Besieged by questions about how a coach used to such a high level of success was dealing with the adversity, Gibbons offered a simple recipe for bouncing back.
"I kept saying, 'I'm dealing with it fine' because my kids are great, my assistants are great, my family is great; they're not giving up," Gibbons said. "And I tried to just stay positive, stay positive, keep pointing for those three games in March, and the kids kept believing in me."
Like so many low-major programs with a history of success, Holy Cross has a foundation of continuity at the top. A Worcester native who graduated from nearby Clark in 1981 and got the job at Holy Cross not long after, Gibbons speaks with a thick Massachusetts brogue and the energy of someone with far fewer than 22 seasons on the bench. He's a man for whom Holy Cross was never a steppingstone job.

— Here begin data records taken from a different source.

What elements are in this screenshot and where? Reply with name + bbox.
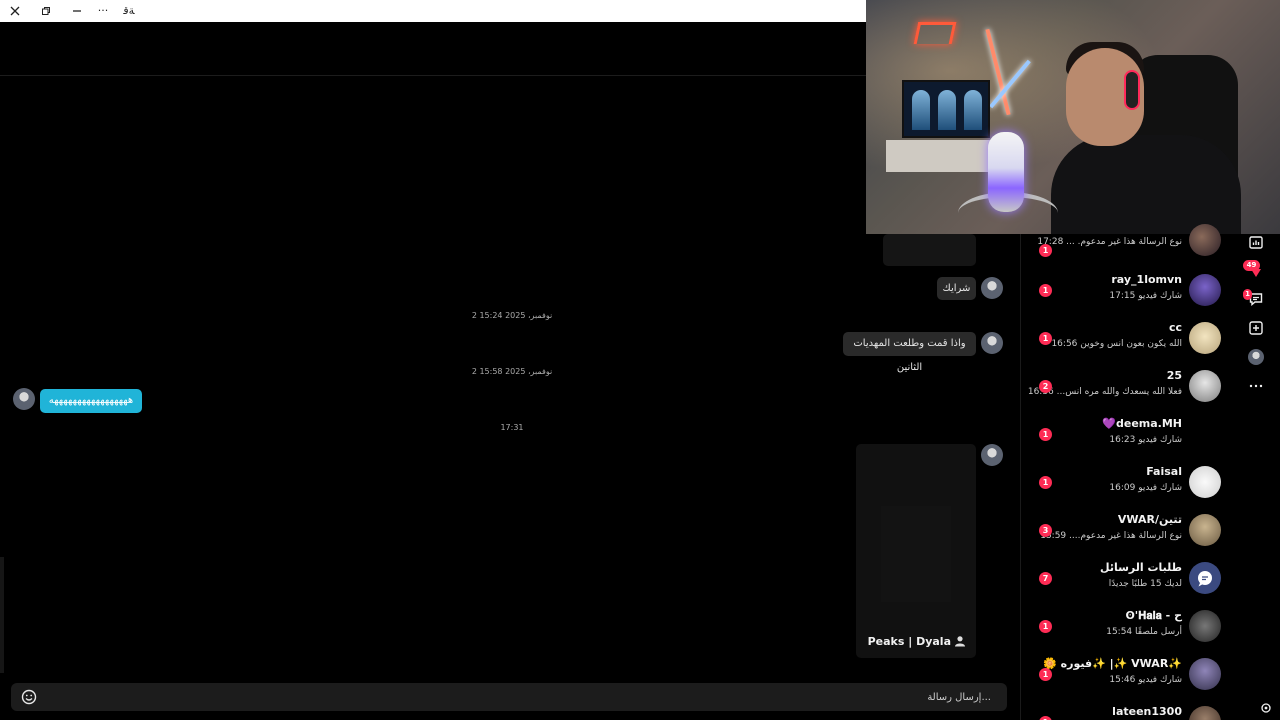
conversation-item[interactable]: Faisal شارك فيديو 16:09 1 — [1021, 462, 1233, 510]
conversation-item[interactable]: deema.MH💜 شارك فيديو 16:23 1 — [1021, 414, 1233, 462]
more-menu-button[interactable]: ··· — [96, 3, 110, 19]
language-indicator[interactable]: ﺔﻗ — [120, 3, 138, 19]
unread-badge: 7 — [1039, 572, 1052, 585]
message-timestamp: 2 نوفمبر، 2025 15:58 — [471, 367, 553, 376]
right-rail: 49 1 — [1232, 234, 1280, 720]
conversation-avatar — [1189, 514, 1221, 546]
conversation-name: طلبات الرسائل — [1100, 561, 1182, 574]
conversation-avatar — [1189, 274, 1221, 306]
message-input[interactable] — [51, 683, 991, 711]
messages-count-badge: 1 — [1243, 289, 1252, 300]
conversation-item[interactable]: ray_1lomvn شارك فيديو 17:15 1 — [1021, 270, 1233, 318]
conversation-name: ح - ʘ'𝐇𝐚𝐥𝐚 — [1125, 609, 1182, 622]
conversation-avatar — [1189, 322, 1221, 354]
sender-avatar[interactable] — [981, 277, 1003, 299]
message-timestamp: 2 نوفمبر، 2025 15:24 — [471, 311, 553, 320]
unread-badge: 1 — [1039, 476, 1052, 489]
analytics-icon[interactable] — [1248, 234, 1264, 250]
conversation-avatar — [1189, 224, 1221, 256]
unread-badge: 3 — [1039, 524, 1052, 537]
minimize-icon[interactable] — [70, 3, 84, 19]
webcam-overlay — [866, 0, 1280, 234]
conversation-name: 25 — [1166, 369, 1182, 382]
shared-profile-card[interactable]: Peaks | Dyala — [856, 444, 976, 658]
conversation-name: lateen1300 — [1112, 705, 1182, 718]
settings-icon[interactable] — [1260, 702, 1272, 714]
window-title-bar: ··· ﺔﻗ — [0, 0, 866, 22]
conversation-avatar — [1189, 658, 1221, 690]
conversation-name: ✨VWAR ✨| ✨فيوره 🌼 — [1043, 657, 1182, 670]
conversation-list: نوع الرسالة هذا غير مدعوم. ... 17:28 1 r… — [1020, 224, 1233, 720]
sender-avatar[interactable] — [981, 332, 1003, 354]
message-bubble[interactable]: شرايك — [937, 277, 976, 300]
conversation-item[interactable]: تتين/VWAR نوع الرسالة هذا غير مدعوم.... … — [1021, 510, 1233, 558]
conversation-avatar — [1189, 610, 1221, 642]
conversation-item[interactable]: ✨VWAR ✨| ✨فيوره 🌼 شارك فيديو 15:46 1 — [1021, 654, 1233, 702]
message-requests-item[interactable]: طلبات الرسائل لديك 15 طلبًا جديدًا 7 — [1021, 558, 1233, 606]
unread-badge: 1 — [1039, 668, 1052, 681]
conversation-name: ray_1lomvn — [1111, 273, 1182, 286]
conversation-name: deema.MH💜 — [1102, 417, 1182, 430]
message-bubble-received[interactable]: هههههههههههههههههه — [40, 389, 142, 413]
unread-badge: 1 — [1039, 716, 1052, 720]
close-icon[interactable] — [8, 3, 22, 19]
more-options-icon[interactable] — [1248, 378, 1264, 394]
unread-badge: 1 — [1039, 332, 1052, 345]
conversation-avatar — [1189, 706, 1221, 720]
message-composer — [11, 683, 1007, 711]
conversation-avatar — [1189, 370, 1221, 402]
sender-avatar[interactable] — [981, 444, 1003, 466]
restore-icon[interactable] — [39, 3, 53, 19]
conversation-item[interactable]: cc الله يكون بعون انس وخوين 16:56 1 — [1021, 318, 1233, 366]
unread-badge: 1 — [1039, 620, 1052, 633]
conversation-name: cc — [1168, 321, 1182, 334]
unread-badge: 1 — [1039, 284, 1052, 297]
conversation-item[interactable]: lateen1300 1 — [1021, 702, 1233, 720]
card-thumbnail — [881, 506, 951, 602]
message-bubble[interactable]: واذا قمت وطلعت المهديات الثانين — [843, 332, 976, 373]
emoji-icon[interactable] — [21, 689, 37, 705]
conversation-avatar — [1189, 418, 1221, 450]
unread-badge: 1 — [1039, 428, 1052, 441]
conversation-name: تتين/VWAR — [1117, 513, 1182, 526]
conversation-item[interactable]: ح - ʘ'𝐇𝐚𝐥𝐚 أرسل ملصقًا 15:54 1 — [1021, 606, 1233, 654]
contact-avatar[interactable] — [13, 388, 35, 410]
activity-count-badge: 49 — [1243, 260, 1260, 271]
message-timestamp: 17:31 — [500, 423, 524, 432]
conversation-item[interactable]: 25 فعلا الله يسعدك والله مره انس... 16:3… — [1021, 366, 1233, 414]
profile-avatar[interactable] — [1248, 349, 1264, 365]
upload-plus-icon[interactable] — [1248, 320, 1264, 336]
chat-scrollbar[interactable] — [0, 557, 4, 673]
unread-badge: 2 — [1039, 380, 1052, 393]
message-requests-avatar — [1189, 562, 1221, 594]
chat-bubble-icon — [1198, 571, 1212, 587]
media-card-partial[interactable] — [883, 234, 976, 266]
unread-badge: 1 — [1039, 244, 1052, 257]
conversation-name: Faisal — [1146, 465, 1182, 478]
card-name: Peaks | Dyala — [867, 635, 951, 648]
conversation-avatar — [1189, 466, 1221, 498]
person-icon — [955, 636, 965, 647]
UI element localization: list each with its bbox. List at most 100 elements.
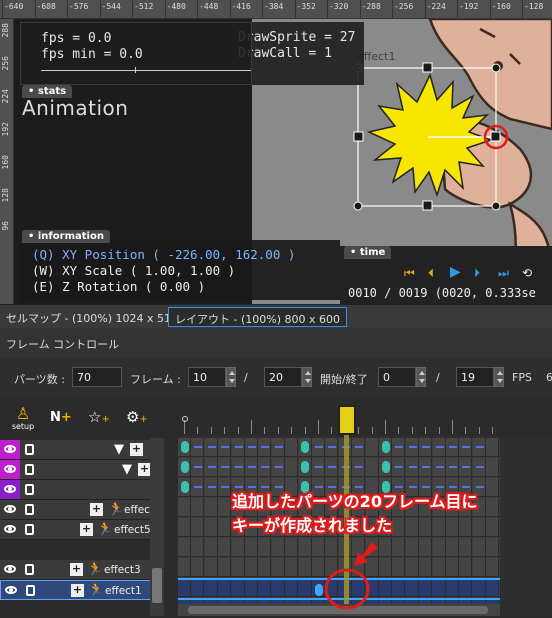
add-child-icon[interactable]: + [130, 443, 143, 456]
timeline-cell[interactable] [272, 580, 285, 598]
timeline-cell[interactable] [191, 558, 205, 576]
timeline-cell[interactable] [486, 538, 500, 556]
new-part-icon[interactable]: N+ [50, 410, 72, 425]
timeline-cell[interactable] [218, 538, 232, 556]
timeline-row[interactable] [178, 438, 500, 457]
keyframe[interactable] [180, 461, 189, 473]
timeline-cell[interactable] [178, 498, 191, 516]
timeline-cell[interactable] [218, 518, 232, 536]
information-tab[interactable]: • information [22, 230, 110, 243]
visibility-icon[interactable] [4, 565, 16, 573]
timeline-cell[interactable] [218, 558, 232, 576]
end-frame-field[interactable]: 19 [456, 367, 494, 387]
timeline-cell[interactable] [365, 438, 379, 456]
timeline-cell[interactable] [191, 498, 205, 516]
timeline-cell[interactable] [205, 580, 218, 598]
add-child-icon[interactable]: + [71, 584, 84, 597]
timeline-cell[interactable] [231, 558, 245, 576]
timeline-cell[interactable] [232, 580, 245, 598]
scroll-thumb[interactable] [152, 568, 162, 603]
timeline-cell[interactable] [258, 538, 272, 556]
timeline-cell[interactable] [432, 538, 446, 556]
layer-row[interactable] [0, 480, 160, 500]
start-frame-stepper[interactable] [416, 367, 426, 387]
visibility-icon[interactable] [4, 445, 16, 453]
lock-icon[interactable] [25, 464, 34, 475]
timeline-cell[interactable] [486, 518, 500, 536]
timeline-cell[interactable] [178, 518, 191, 536]
timeline-cell[interactable] [473, 580, 486, 598]
timeline-cell[interactable] [299, 580, 312, 598]
current-frame-field[interactable]: 10 [188, 367, 226, 387]
timeline-cell[interactable] [285, 538, 299, 556]
timeline-cell[interactable] [178, 558, 191, 576]
timeline-ruler[interactable] [178, 398, 552, 436]
parts-count-field[interactable]: 70 [72, 367, 122, 387]
timeline-cell[interactable] [204, 558, 218, 576]
lock-icon[interactable] [25, 564, 34, 575]
next-frame-icon[interactable]: ⏵ [474, 266, 480, 281]
timeline-cell[interactable] [365, 458, 379, 476]
timeline-cell[interactable] [419, 518, 433, 536]
timeline-cell[interactable] [405, 538, 419, 556]
timeline-cell[interactable] [298, 538, 312, 556]
timeline-cell[interactable] [191, 580, 205, 598]
timeline-cell[interactable] [191, 518, 205, 536]
tab-cellmap[interactable]: セルマップ - (100%) 1024 x 512 [0, 307, 184, 327]
add-child-icon[interactable]: + [70, 563, 83, 576]
prev-frame-icon[interactable]: ⏴ [428, 266, 434, 281]
timeline-cell[interactable] [312, 538, 325, 556]
timeline-cell[interactable] [258, 558, 272, 576]
layer-row-selected[interactable]: + 🏃 effect1 [0, 580, 160, 600]
timeline-cell[interactable] [405, 558, 419, 576]
timeline-cell[interactable] [405, 518, 419, 536]
timeline-cell[interactable] [178, 580, 191, 598]
timeline-cell[interactable] [486, 498, 500, 516]
add-effect-icon[interactable]: ⚙+ [126, 408, 148, 426]
keyframe[interactable] [180, 481, 189, 493]
current-frame-stepper[interactable] [226, 367, 236, 387]
timeline-cell[interactable] [285, 458, 299, 476]
expand-icon[interactable]: ▼ [122, 462, 132, 477]
timeline-row[interactable] [178, 538, 500, 557]
timeline-cell[interactable] [245, 558, 258, 576]
timeline-row[interactable] [178, 458, 500, 477]
timeline-cell[interactable] [446, 558, 459, 576]
keyframe[interactable] [301, 441, 310, 453]
lock-icon[interactable] [25, 444, 34, 455]
timeline-cell[interactable] [406, 580, 419, 598]
keyframe[interactable] [180, 441, 189, 453]
timeline-cell[interactable] [204, 498, 218, 516]
timeline-cell[interactable] [459, 580, 473, 598]
playhead-handle[interactable] [338, 405, 356, 435]
lock-icon[interactable] [25, 504, 34, 515]
timeline-cell[interactable] [231, 538, 245, 556]
timeline-cell[interactable] [472, 558, 486, 576]
layer-scrollbar[interactable] [150, 438, 164, 616]
timeline-cell[interactable] [245, 580, 258, 598]
setup-button[interactable]: ♙ setup [8, 406, 38, 434]
timeline-cell[interactable] [191, 538, 205, 556]
timeline-cell[interactable] [218, 498, 232, 516]
timeline-cell[interactable] [204, 538, 218, 556]
timeline-cell[interactable] [419, 580, 433, 598]
layer-row[interactable]: + 🏃 effect5 [0, 520, 160, 540]
timeline-cell[interactable] [459, 518, 473, 536]
timeline-cell[interactable] [392, 558, 406, 576]
visibility-icon[interactable] [4, 505, 16, 513]
lock-icon[interactable] [25, 524, 34, 535]
visibility-icon[interactable] [4, 525, 16, 533]
timeline-cell[interactable] [271, 558, 285, 576]
layer-row[interactable]: + 🏃 effect3 [0, 560, 160, 580]
timeline-cell[interactable] [432, 558, 446, 576]
timeline-cell[interactable] [258, 580, 272, 598]
timeline-cell[interactable] [392, 538, 406, 556]
lock-icon[interactable] [25, 484, 34, 495]
time-tab[interactable]: • time [344, 246, 392, 259]
end-frame-stepper[interactable] [494, 367, 504, 387]
layer-row[interactable]: ▼ + [0, 440, 160, 460]
timeline-cell[interactable] [218, 580, 232, 598]
timeline-cell[interactable] [285, 580, 299, 598]
timeline-cell[interactable] [486, 558, 500, 576]
visibility-icon[interactable] [4, 485, 16, 493]
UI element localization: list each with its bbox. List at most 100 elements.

"The type of program we have here -- it's not rhetoric that it's a family and it's place that I thank God every night that I'm coaching at," Gibbons said. "It's the best job in the country, because of the type of kids I get and the type of assistants I've been able to attract."
Nearly an hour and a half after the game -- with the gym deserted and Gibbons making his way out the door after stopping to shake every hand and answer every request -- senior Kaitlin Foley, the team's leading scorer and an all-conference pick, approached her coach. As they shared one last embrace, he congratulated her for never giving up. The Crusaders aren't going to roll over and play dead against Duke or any other team, but the moment underscored exactly what each team in the field announced Monday already has accomplished.
And it's an accomplishment that isn't lost on the players.
"We need to just take a deep breath, let it be real," Foley said. "Even on our bus ride home from the airport [after the semifinals] the other day, we were just riding high. Winning is just such a great feeling. But we have to look back, we've been through a lot this year. And I don't think anyone thought we would be in the Hart Center cutting down our own nets, and we did it."
Gibbons was in complete agreement.
"I just want to savor it until Monday night," Gibbons said. "Everywhere I go in Worcester, people will be congratulating me. I want to savor that. Then I want to think about the next step. But I've got great assistants, and I've had experience in this. And we're going to have fun, and no matter what happens, our young guys are going to have great experience and our seniors are going to have that thrill of going to another NCAA."
And who knows what could happen in a tournament in which a No. 16 seed has beaten a No. 1 seed.
"Whoever we play first round better watch out," Foley joked after the game.
Or maybe she wasn't joking.
Alison Bales wasn't looming in the lane on Wednesday night, and Abby Waner wasn't spotting up on the wing. Instead, Foley controlled the lane with 15 rebounds and tournament MVP O'Dell fired clutch 3-pointer after clutch 3-pointer on her way to 20 points.
And for the next nine days, being No. 1 or No. 64 matters less than being one of 64.